Liban : Six morts dans une manifestation contre l’enquête sur l’explosion au port de Beyrouth

Liban : Six morts dans une manifestation contre l’enquête sur l’explosion au port de Beyrouth

L’enquête sur l’explosion du port du Beyrouth pourrait-elle faire vaciller le Liban ? Au cours d’une manifestation contre cette enquête, six personnes ont perdu la vie, avant que la ville ne bascule dans des scènes de guerre civile. Chars, rues désertes à peine perturbées par le passage d’une ambulance sirène hurlante, habitants réfugiés sous un bureau ou dans une pièce de survie… Il n’a fallu que quelques heures pour en arriver là.

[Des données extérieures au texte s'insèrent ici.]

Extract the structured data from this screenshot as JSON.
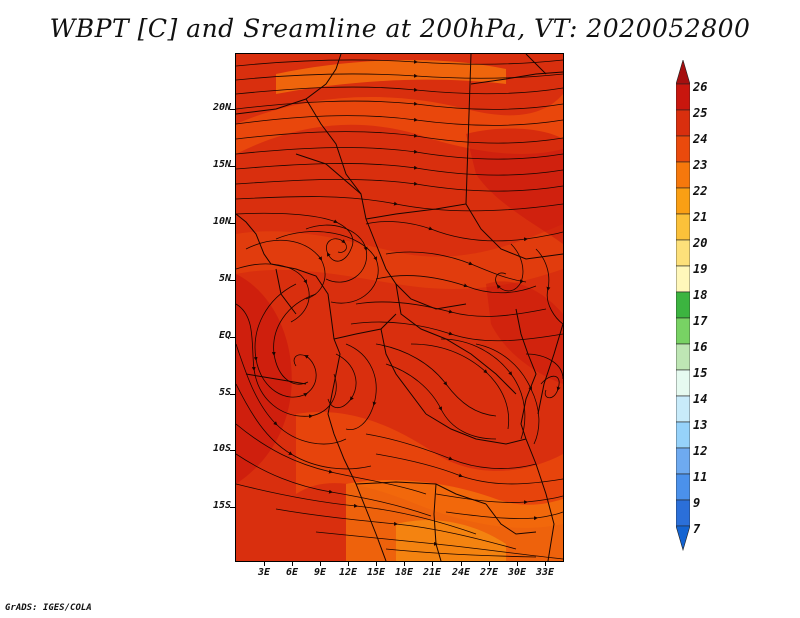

Tout part de l’enquête du juge Tareq Bitar sur l’explosion du port de Beyrouth le 4 août 2020. Le magistrat avait émis un mandat d’arrêt mardi contre le député et ex-ministre des Finances Ali Hassan Khalil, membre du mouvement chiite Amal, allié du Hezbollah. De quoi faire imploser une réunion du gouvernement d’union de Nagib Mikati, les ministres du Hezbollah et d’Amal demandant la nomination d’un autre juge, contre l’avis du reste du cabinet.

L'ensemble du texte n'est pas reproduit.